Debugging training issues
Training memory breakdown
You can visualize the memory breakdown of your model training setting the debug_memory_breakdown flag to true. This will print a detailed breakdown of memory usage by different components such as model parameters, optimizer states, gradients, and activations and propose optimization suggestions:
================================================================================
MEMORY BREAKDOWN
================================================================================
[Allocator Segments]
--------------------------------------------------------------------------------
Segment Device Managed Pinned
--------------------------------------------------------------------------------
FP8_Embeddings 296.8 0.0 0.0
FP8_DequantBuf 15.0 0.0 0.0
FP8_Weights 420.2 0.0 0.0
Modular_LoRA_RunState 6.1 0.0 0.0
Modular_LoRA_Grads 77.0 0.0 0.0
Modular_LoRA_Weights 57.8 0.0 0.0
Free 4665.1 0.0 0.0
Reserved 382.4 0.0 0.0
Other 1885.2 0.0 0.0
--------------------------------------------------------------------------------
Memory by Category:
--------------------------------------------------------------------------------
Category Size (MiB) Top Tensors
--------------------------------------------------------------------------------
Other 1405.1 mlp_up_w(336M), attn_qkv_w(224M), gate_up_fp8(168M)

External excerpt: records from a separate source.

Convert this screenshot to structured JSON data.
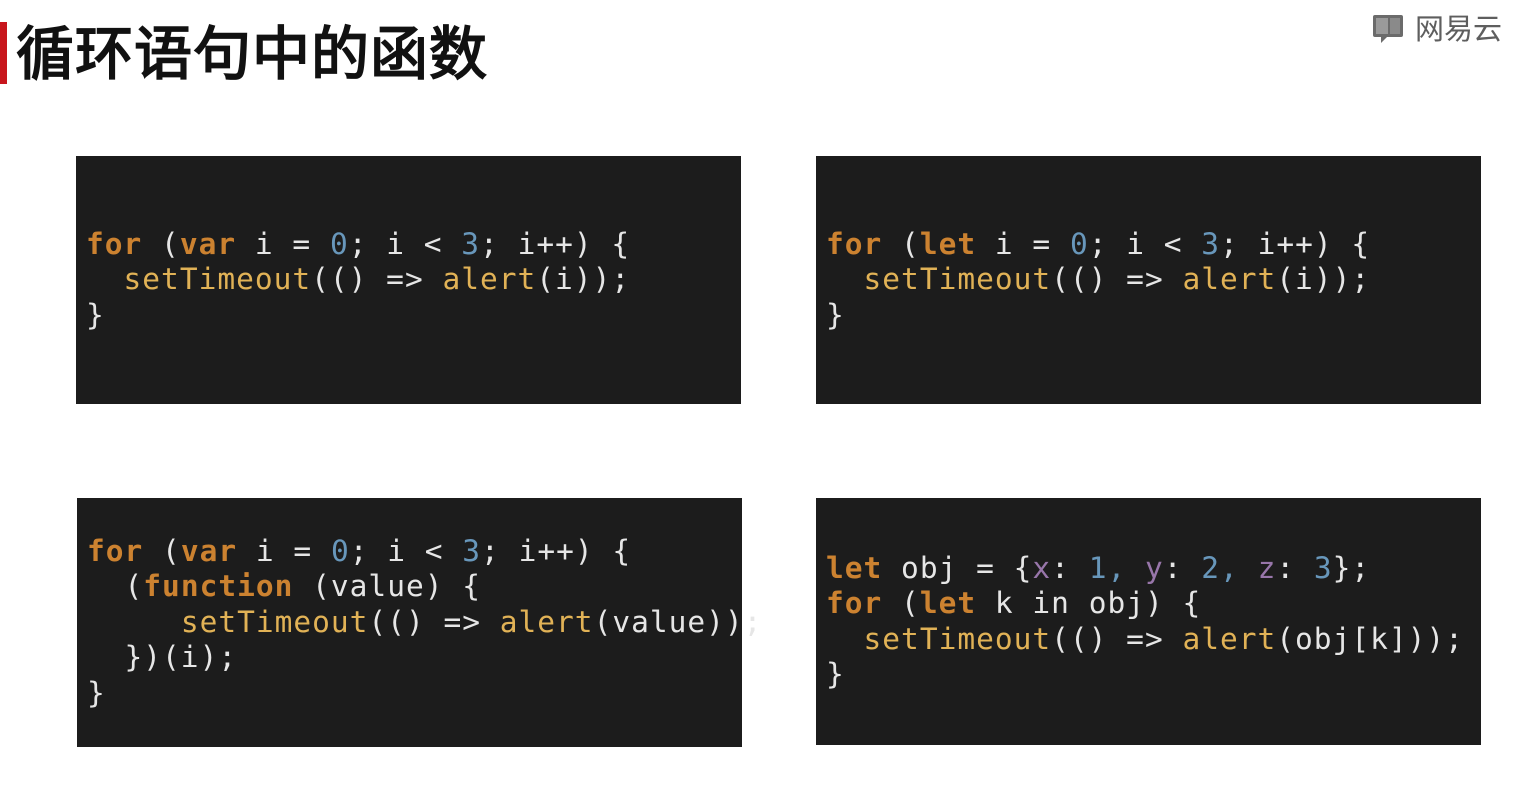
{
  "header": {
    "title": "循环语句中的函数",
    "accent_color": "#c8161d",
    "logo_icon": "book-icon",
    "logo_text": "网易云"
  },
  "code_theme": {
    "background": "#1c1c1c",
    "keyword": "#cc8230",
    "function": "#e1b256",
    "number": "#6897bb",
    "property": "#9876aa",
    "plain": "#e6e6e6"
  },
  "code_blocks": [
    {
      "lines": [
        [
          [
            "k",
            "for"
          ],
          [
            "p",
            " ("
          ],
          [
            "k",
            "var"
          ],
          [
            "p",
            " i = "
          ],
          [
            "n",
            "0"
          ],
          [
            "p",
            "; i < "
          ],
          [
            "n",
            "3"
          ],
          [
            "p",
            "; i++) {"
          ]
        ],
        [
          [
            "p",
            "  "
          ],
          [
            "f",
            "setTimeout"
          ],
          [
            "p",
            "(() => "
          ],
          [
            "f",
            "alert"
          ],
          [
            "p",
            "(i));"
          ]
        ],
        [
          [
            "p",
            "}"
          ]
        ]
      ]
    },
    {
      "lines": [
        [
          [
            "k",
            "for"
          ],
          [
            "p",
            " ("
          ],
          [
            "k",
            "let"
          ],
          [
            "p",
            " i = "
          ],
          [
            "n",
            "0"
          ],
          [
            "p",
            "; i < "
          ],
          [
            "n",
            "3"
          ],
          [
            "p",
            "; i++) {"
          ]
        ],
        [
          [
            "p",
            "  "
          ],
          [
            "f",
            "setTimeout"
          ],
          [
            "p",
            "(() => "
          ],
          [
            "f",
            "alert"
          ],
          [
            "p",
            "(i));"
          ]
        ],
        [
          [
            "p",
            "}"
          ]
        ]
      ]
    },
    {
      "lines": [
        [
          [
            "k",
            "for"
          ],
          [
            "p",
            " ("
          ],
          [
            "k",
            "var"
          ],
          [
            "p",
            " i = "
          ],
          [
            "n",
            "0"
          ],
          [
            "p",
            "; i < "
          ],
          [
            "n",
            "3"
          ],
          [
            "p",
            "; i++) {"
          ]
        ],
        [
          [
            "p",
            "  ("
          ],
          [
            "k",
            "function"
          ],
          [
            "p",
            " (value) {"
          ]
        ],
        [
          [
            "p",
            "     "
          ],
          [
            "f",
            "setTimeout"
          ],
          [
            "p",
            "(() => "
          ],
          [
            "f",
            "alert"
          ],
          [
            "p",
            "(value));"
          ]
        ],
        [
          [
            "p",
            "  })(i);"
          ]
        ],
        [
          [
            "p",
            "}"
          ]
        ]
      ]
    },
    {
      "lines": [
        [
          [
            "k",
            "let"
          ],
          [
            "p",
            " obj = {"
          ],
          [
            "v",
            "x"
          ],
          [
            "p",
            ": "
          ],
          [
            "n",
            "1, "
          ],
          [
            "v",
            "y"
          ],
          [
            "p",
            ": "
          ],
          [
            "n",
            "2, "
          ],
          [
            "v",
            "z"
          ],
          [
            "p",
            ": "
          ],
          [
            "n",
            "3"
          ],
          [
            "p",
            "};"
          ]
        ],
        [
          [
            "k",
            "for"
          ],
          [
            "p",
            " ("
          ],
          [
            "k",
            "let"
          ],
          [
            "p",
            " k in obj) {"
          ]
        ],
        [
          [
            "p",
            "  "
          ],
          [
            "f",
            "setTimeout"
          ],
          [
            "p",
            "(() => "
          ],
          [
            "f",
            "alert"
          ],
          [
            "p",
            "(obj[k]));"
          ]
        ],
        [
          [
            "p",
            "}"
          ]
        ]
      ]
    }
  ]
}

Model Weights 608.5 embeddings(297M), embedding(297M), fp8_mlp_up_weight(6M)
Activations (per-layer) 250.2 att(112M), ln2(56M), ln1(56M)
LoRA Adapters 140.8 lora_slice(6M)
Gradients 50.0 d_mlp_up_w(12M), d_qkv_w(8M), d_mlp_down_w(6M)

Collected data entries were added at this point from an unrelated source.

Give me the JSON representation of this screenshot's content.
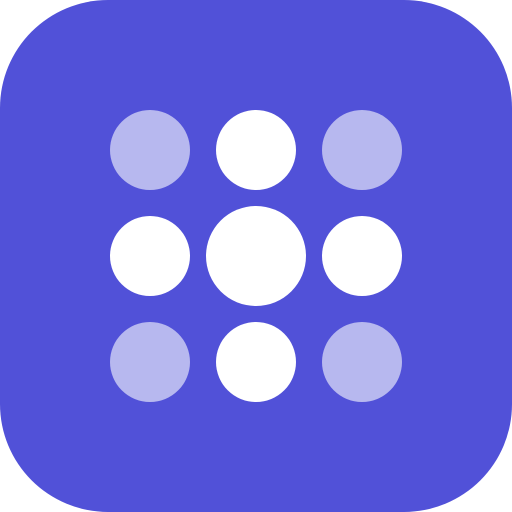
{
  "icon": {
    "name": "dot-grid-app-icon",
    "colors": {
      "background": "#5151d8",
      "dot_solid": "#ffffff",
      "dot_faded": "#b7b8ef"
    },
    "grid": [
      [
        "faded",
        "solid",
        "faded"
      ],
      [
        "solid",
        "solid-large",
        "solid"
      ],
      [
        "faded",
        "solid",
        "faded"
      ]
    ]
  }
}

Workspace/Temp 32.0 cublas_ws(32M)
QLoRA Dequant Buffers 15.0 dequant_gate_up(6M), dequant_qkv(4M), dequant_down(3M)
QLoRA Quantized Weights 0.1
--------------------------------------------------------------------------------
TOTAL DEVICE MEMORY 2501.7
QLoRA-Specific Memory:
Quantized base weights: 717.0 MiB
Memory savings ratio: 0.4x vs FP16
Stack Allocations (high-water mark):
--------------------------------------------------------------------------------
output_simulate 74.2 MiB
--------------------------------------------------------------------------------
STACK TOTAL 74.2 MiB
Top 20 Largest Tensors:
--------------------------------------------------------------------------------
mlp_up_w 336.0 MiB
embeddings 296.8 MiB
embedding 296.8 MiB
attn_qkv_w 224.0 MiB
gate_up_fp8 168.0 MiB
mlp_down_w 168.0 MiB
attn_out_w 112.0 MiB
qkv_fp8 112.0 MiB
att 112.0 MiB
down_fp8 84.0 MiB
stack 74.2 MiB
ln2 56.1 MiB
ln1 56.1 MiB
out_fp8 56.0 MiB
cublas_ws 32.0 MiB
d_mlp_up_w 12.0 MiB
d_qkv_w 8.0 MiB
qkv_shared 8.0 MiB
d_mlp_down_w 6.0 MiB
lora_slice 6.0 MiB
Model Configuration:
Hidden size (C): 1024
Intermediate size (D): 3072
Num layers (L): 28
Batch size (B): 1
Sequence length (T): 1024
Theoretical Activation Memory (BF16, no sharing):
Per layer: 36.0 MiB
All 28 layers: 1008.0 MiB
CUDA Memory Analysis:
--------------------------------------------------------------------------------
CUDA total used (nvidia-smi): 3140.4 MiB
Tracked by TensorAllocator: 2501.7 MiB
Untracked CUDA overhead: 638.7 MiB (20.3%)
Untracked memory breakdown (estimated):
- CUDA context: ~200-400 MiB
- cuDNN handles/workspace: ~200-500 MiB
- cuBLAS handles: ~50-100 MiB
- Memory fragmentation: variable
--------------------------------------------------------------------------------
Optimization Suggestions:
(No major optimization opportunities detected)
================================================================================
Training timing breakdown
You can also enable the debug_timing_breakdown flag to get a detailed timing breakdown of different components during training, which can help identify bottlenecks in the training process.
Debug tokenization issues
If you suspect your dataset is being labeled/masked incorrectly (for example, wrong tokens are ignored), run the tokenizer step with --debug:
surogate tokenize config.yaml --debug
This prints tokens alongside their labels so you can confirm that the right spans are being ignored.